Klinische Studien Pädiatrie Kinderstudien

Eike Stöckmann, Geschäftsführerin NETSTAP e.V.

NETSTAP e.V. - das Netzwerk für klinische Studien in der Pädiatrie

In Europa ist die Voraussetzung dafür, dass Patienten mit Medikamenten behandelt werden können, deren Zulassung durch die zuständigen Behörden. Eine Zulassung erfolgt jedoch erst dann, wenn der Hersteller des jeweiligen Medikamentes dessen Wirksamkeit anhand von klinischen Studien am Menschen nachweisen konnte. Diese Studien müssen bestimmten Qualitätskriterien entsprechen, sie werden oft über einen sehr langen Zeitraum durchgeführt und dies meist an Erwachsenen. Es gibt deshalb für viele Medikamente keine Zulassung für Kinder und damit auch keine Informationen zu deren Wirkung und Dosierung in dieser Altersgruppe. Das Netzwerk für klinische Studien in der PädiatrieNETSTAP e.V. – setzt sich deshalb für klinische Studien mit Kindern ein und folgt hier den hohen Anforderungen für Qualitätskriterien, die an klinische Studien gestellt werden. MeinAllergiePortal sprach mit NETSTAP-Geschäftsführerin Eike Stöckmann.

Frau Stöckmann, was waren die Beweggründe für die Gründung des Netzwerks für klinische Studien in der Pädiatrie – NETSTAP?

Die Arbeitsgemeinschaft der allergologisch tätigen Kinderärzte begann 1998 eine eigenständige Studie, um ein Thema aufzugreifen, dass den Kinder- u. Jugendärzten unter den Nägeln brannte: sublinguale Hyposensibilisierung bei Kindern.

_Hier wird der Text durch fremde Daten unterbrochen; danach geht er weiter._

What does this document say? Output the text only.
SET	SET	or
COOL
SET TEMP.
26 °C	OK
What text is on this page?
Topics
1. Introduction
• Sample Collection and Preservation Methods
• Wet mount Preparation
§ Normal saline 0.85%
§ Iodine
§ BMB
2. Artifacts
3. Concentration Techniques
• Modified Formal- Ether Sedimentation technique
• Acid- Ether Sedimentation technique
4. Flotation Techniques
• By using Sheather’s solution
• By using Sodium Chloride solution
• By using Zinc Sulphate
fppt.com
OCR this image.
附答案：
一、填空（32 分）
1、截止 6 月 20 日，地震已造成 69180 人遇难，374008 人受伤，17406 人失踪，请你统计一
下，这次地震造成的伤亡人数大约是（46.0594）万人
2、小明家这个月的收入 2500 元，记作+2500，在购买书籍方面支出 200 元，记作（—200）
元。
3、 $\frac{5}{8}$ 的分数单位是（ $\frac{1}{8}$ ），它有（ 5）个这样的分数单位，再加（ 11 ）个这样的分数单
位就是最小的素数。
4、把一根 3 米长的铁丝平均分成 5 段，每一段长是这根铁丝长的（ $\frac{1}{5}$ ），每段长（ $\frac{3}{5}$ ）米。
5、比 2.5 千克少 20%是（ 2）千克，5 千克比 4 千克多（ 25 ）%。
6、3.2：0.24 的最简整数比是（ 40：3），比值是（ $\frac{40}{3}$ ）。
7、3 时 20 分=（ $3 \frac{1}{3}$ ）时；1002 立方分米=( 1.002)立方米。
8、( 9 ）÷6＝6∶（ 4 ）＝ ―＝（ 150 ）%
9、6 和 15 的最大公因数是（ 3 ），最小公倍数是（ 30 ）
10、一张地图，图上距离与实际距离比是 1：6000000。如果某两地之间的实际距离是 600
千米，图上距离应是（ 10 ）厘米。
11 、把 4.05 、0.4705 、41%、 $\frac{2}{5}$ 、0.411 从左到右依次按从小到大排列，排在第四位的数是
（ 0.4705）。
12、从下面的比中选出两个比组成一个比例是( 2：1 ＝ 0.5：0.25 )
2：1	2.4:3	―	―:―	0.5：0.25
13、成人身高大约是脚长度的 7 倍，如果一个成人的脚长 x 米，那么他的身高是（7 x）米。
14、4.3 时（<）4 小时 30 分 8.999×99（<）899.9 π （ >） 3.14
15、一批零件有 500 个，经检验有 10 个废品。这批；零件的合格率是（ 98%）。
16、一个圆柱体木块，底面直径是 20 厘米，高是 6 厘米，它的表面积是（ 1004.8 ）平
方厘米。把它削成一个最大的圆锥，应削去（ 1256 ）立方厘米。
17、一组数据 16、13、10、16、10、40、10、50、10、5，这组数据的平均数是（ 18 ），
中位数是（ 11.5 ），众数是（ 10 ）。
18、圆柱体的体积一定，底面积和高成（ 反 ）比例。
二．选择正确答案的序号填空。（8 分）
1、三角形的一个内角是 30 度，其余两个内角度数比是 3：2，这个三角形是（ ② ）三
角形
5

Zu dieser Therapieform lagen für Kinder zu der Zeit nur sehr wenige Daten bzgl. Verträglichkeit und Wirksamkeit vor. Durch die Umstellung der Applikationsform von sukutan auf sublingual bei der allergischen Immuntherapie versprach man sich aber eine große Erleichterung für die Kindern, deswegen wollten die Kinderärzte möglichst schnell eine gesicherte Datenlage für
den Einsatz der sublingualen Hyposensibilisierung. Die Ergebnisse dieser Studie sind in der Zeitschrift Allergie (2004; 59: 498-504) veröffentlicht.

Aufgrund der guten Zusammenarbeit mit den Kinderärzten und der Erfahrungen während dieser Studie entstand die Idee, einen Verein zu gründen, um auch in Zukunft gute und sinnvolle Studien durchführen zu können und die Ärzte und deren Mitarbeiter nach gültigen Qualitätsrichtlinien zu schulen.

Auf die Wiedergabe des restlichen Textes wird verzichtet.